Vida natural y sobrenatural

El Sacramento del Bautismo
Para comprender un poco mejor lo que es el sacramento del Bautismo nos convendrá detenernos en una verdad central de nuestra fe: el cristianismo es un misterio de solidaridad. Un misterio de solidaridad tanto en el mal, por el pecado original, como en el bien por la participación de todos en los méritos que nos ha obtenido Jesucristo nuestro Señor con su vida, pasión, muerte y resurrección gloriosa.
Comencemos por el lado oscuro: estamos inmersos en un misterio de solidaridad en el mal. Todos los hombres pecamos en Adán. El primer hombre, cabeza de la raza humana, se jugó junto con su propio destino la suerte de todos sus descendientes. Fiel, no hubiera conocido ese desequilibrio moral y físico que fue para él y permanece siendo para nosotros la consecuencia de aquella falta original. No hubiera sufrido ni la rebelión de los sentidos, ni la enfermedad, ni la muerte. Hubiera dejado sin dolor el paraíso de la tierra cambiándolo por el paraíso del cielo. Sus hijos hemos debido pagar la falta de nuestro padre común: malicia en la voluntad, ignorancia en la inteligencia, sensibilidad desordenada y flaqueza de la carne. En una palabra, todo ese largo cortejo de males morales, de enfermedades y sufrimientos que no terminan sino con la muerte, y que son ahora para nosotros el pan de cada día.
Como antítesis a esa solidaridad en el mal existe la solidaridad no menos universal e infinitamente superior de la redención del Verbo encarnado. Hemos de colocarnos en estas perspectivas de fe para apreciar en su justo valor la obra de liberación y de salvación que realiza Jesús por medio del Bautismo en el alma pecadora de todos nosotros, hijos de Adán. “Cristo murió por nuestros pecados, según las Escrituras” (I Cor. 15, 3), afirma San Pablo. “Es Dios quien nos dio vida cuando estábamos muertos por nuestros extravíos y pecados… por naturaleza somos hijos de ira, pero Dios, rico en misericordia, por el excesivo amor con que nos amó, nos ha dado vida en Cristo, cuya gracia nos ha salvado…” (Efesios 2, 1-9). En el sacramento del Bautismo se hacen realidad estas palabras; es el Bautismo la hora por excelencia de nuestra justificación, de nuestra liberación del pecado, de la infusión de la vida sobrenatural: la vida propia de Jesucristo.

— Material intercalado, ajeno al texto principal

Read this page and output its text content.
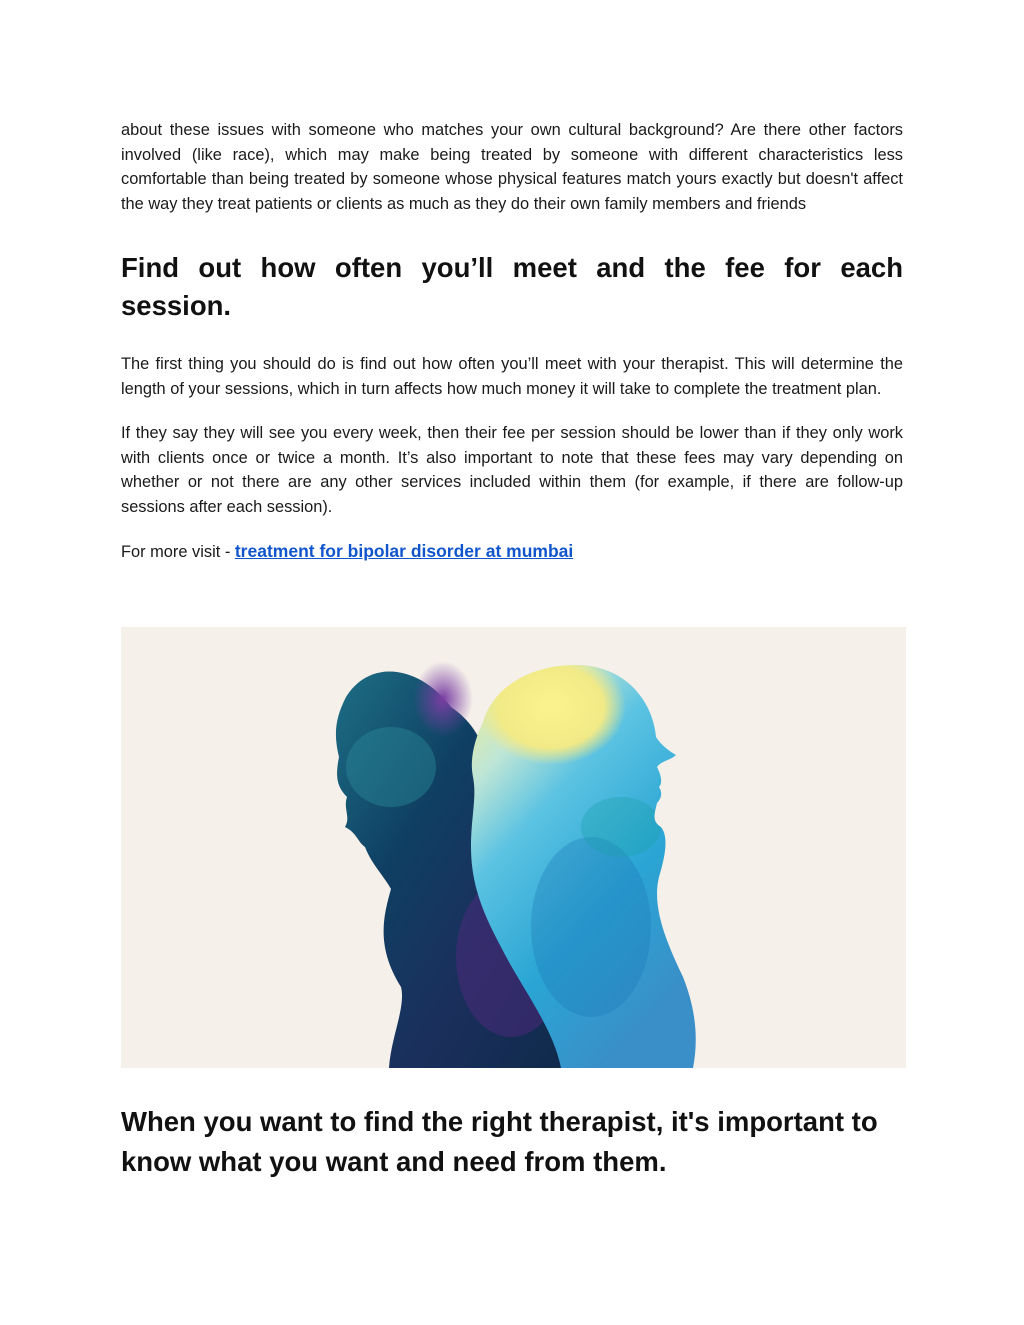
about these issues with someone who matches your own cultural background? Are there other factors involved (like race), which may make being treated by someone with different characteristics less comfortable than being treated by someone whose physical features match yours exactly but doesn't affect the way they treat patients or clients as much as they do their own family members and friends

Find out how often you’ll meet and the fee for each session.

The first thing you should do is find out how often you’ll meet with your therapist. This will determine the length of your sessions, which in turn affects how much money it will take to complete the treatment plan.

If they say they will see you every week, then their fee per session should be lower than if they only work with clients once or twice a month. It’s also important to note that these fees may vary depending on whether or not there are any other services included within them (for example, if there are follow-up sessions after each session).

For more visit - treatment for bipolar disorder at mumbai
When you want to find the right therapist, it's important to know what you want and need from them.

¿Qué sucede, pues, cuando un niño o un adulto recibe las aguas bautismales? Podríamos decir que toda la redención se vierte sobre su persona, para borrar la mancha original y llenarla del más maravilloso don de Dios: el insuperable don de Sí mismo, de su propia vida divina. Además, si se trata de un adulto, en ese mismo instante le son perdonadas todas las faltas personales, graves o leves, que hasta ese momento hubiera cometido. En el Bautismo se cumple la radical aplicación de la ley de solidaridad que nos une a Jesús y nos beneficia con todos sus méritos, sufrimientos, palabras y acciones, como si fuésemos nosotros mismos personalmente los actores. Santo Tomás osó adelantar esta fórmula audaz: “A todo bautizado se le comunica la Pasión de Cristo como si él mismo hubiera sufrido y hubiera muerto en la Cruz” (Suma Teológica III, q. 69, 2).
Es por ello que a partir de este primer sacramento tenemos ya la firme convicción de que hemos sido identificados con Cristo. En el orden de la redención, el recién bautizado es ahora como el mismo Verbo Encarnado, ofreciendo a la justicia del Padre satisfacciones y méritos de valor infinito, puesto que la cabeza y los miembros no forman sino un solo viviente. Todo se aclara en esta misteriosa unidad solidaria del Cristo total. Cristo ha recibido de Dios gracia para beneficiar con ella a todos sus miembros. Una misma vida circula en todo el cuerpo; la misma vida que circula en Él circula en el bautizado. Cabeza y miembros constituyen una sola persona mística, de modo que entre Él y nosotros todo llega a ser común.